Prime residential property in London is at tipping point of a recovery, according to the manager of the Prime London Capital fund, who says investors should see the benefits within the next six months.
Stephen Yorke says historical figures indicate prices of homes in central London are set for a v-shaped rise. Between December 1989 and December 1992, Savills Research shows prime London residential property fell 32%. However, in the next two years it rose by 30%.
From September 2007, the peak of the market, until March 2009 prime London property fell 27%. Also during the late 1980s and early 1990s sterling depreciated significantly – as it has done recently.
Yorke says: “Will history repeat itself? What we do know for sure is that recoveries in prime London are v-shaped . The stock tends to be owned by wealthy people and it is unusual for them to sell when prices are low. They tend to sell when the market rises. When demand starts to pick up there will be a supply squeeze – then we will get big moves of 10% or 15%.”
Yorke runs the Prime London Capital fund from D&G Investment Management based in Guernsey. The open-ended vehicle was launched in December 2006 and since then it has built up a portfolio of eight properties, all in the residential sector in prime London, with a gross asset value of £10m.
The fund was launched to give access to smaller investors to this asset class. “Prime real estate has been invested in by the world, there are many international players. But you probably need £1m or more to buy a single unit. This fund was created in a structure that allows people to put a small amount in. The minimum investment is £1,000,” says Yorke.
He adds the fund has not suffered the level of redemptions seen by some commercial property funds which forced groups to suspend dealing as each unit is smaller in price compared to a warehouse or office block.
Yorke adds value to each property through the extension of short leases, refurbishment and letting to a range of AAA tenants from a wide variety of sectors.
The manager says there are other signs that a recovery is imminent.

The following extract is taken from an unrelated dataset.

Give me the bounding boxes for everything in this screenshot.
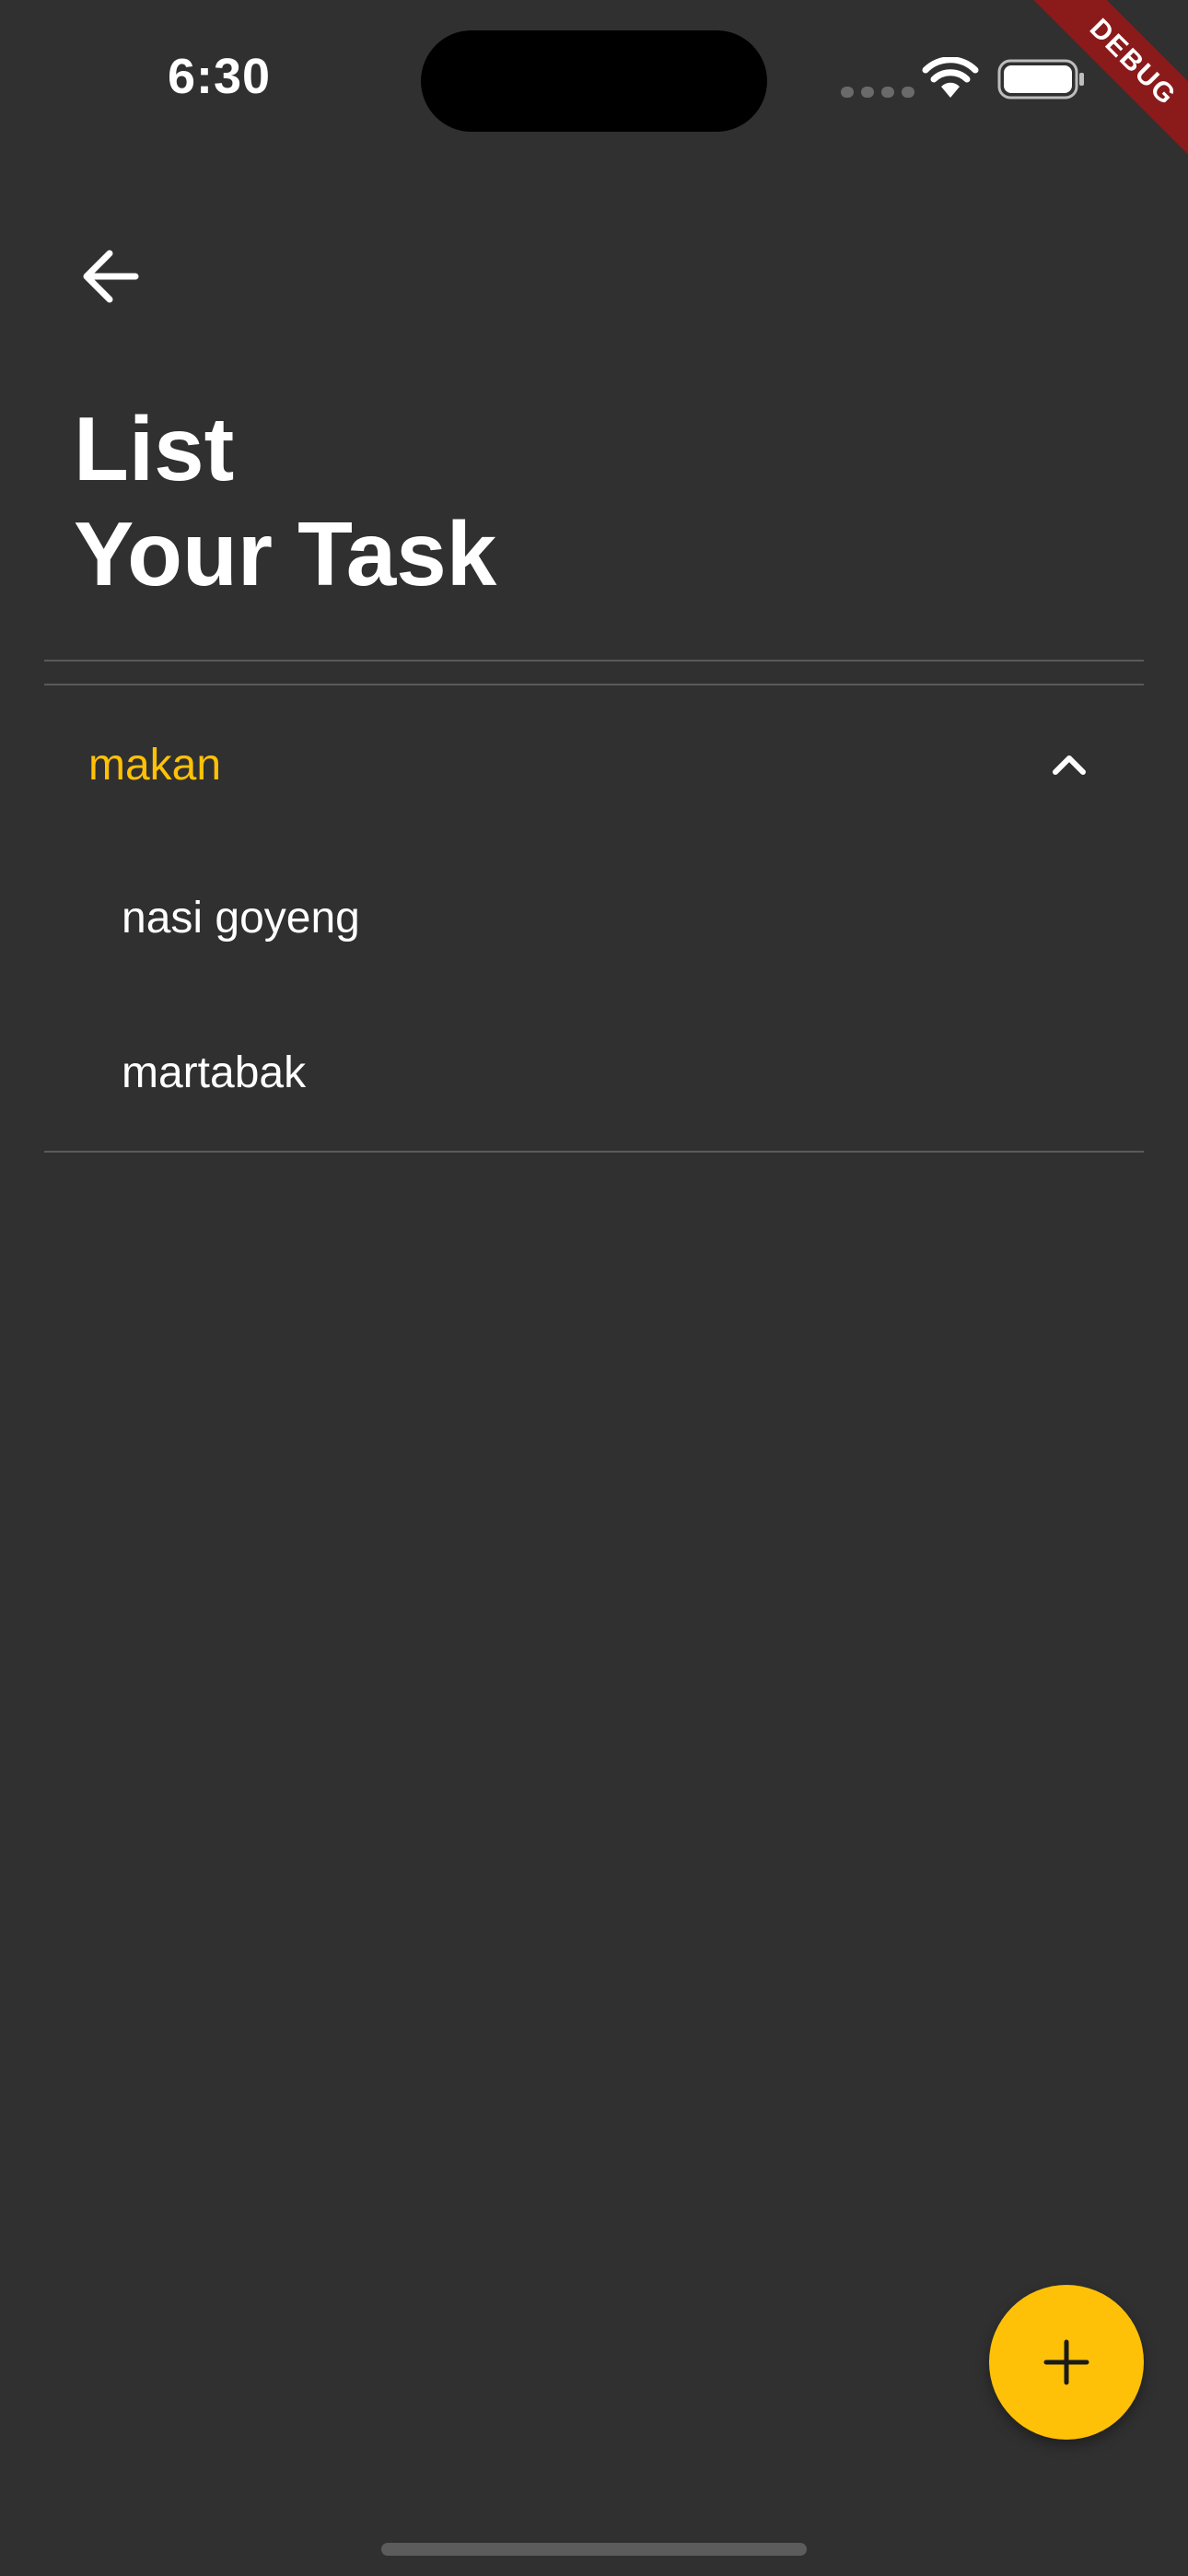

He is encouraged by the level of interest in this area of the property market and points out it offers extra value to overseas investors who can take advantage of the fall in sterling.
“Fluctuations in currency are very important to prime London and currently it is a lot cheaper in foreign currencies.”
He also says the number of transactions have begun to pick up and lots of buyers are registering with estate agents in the past two months.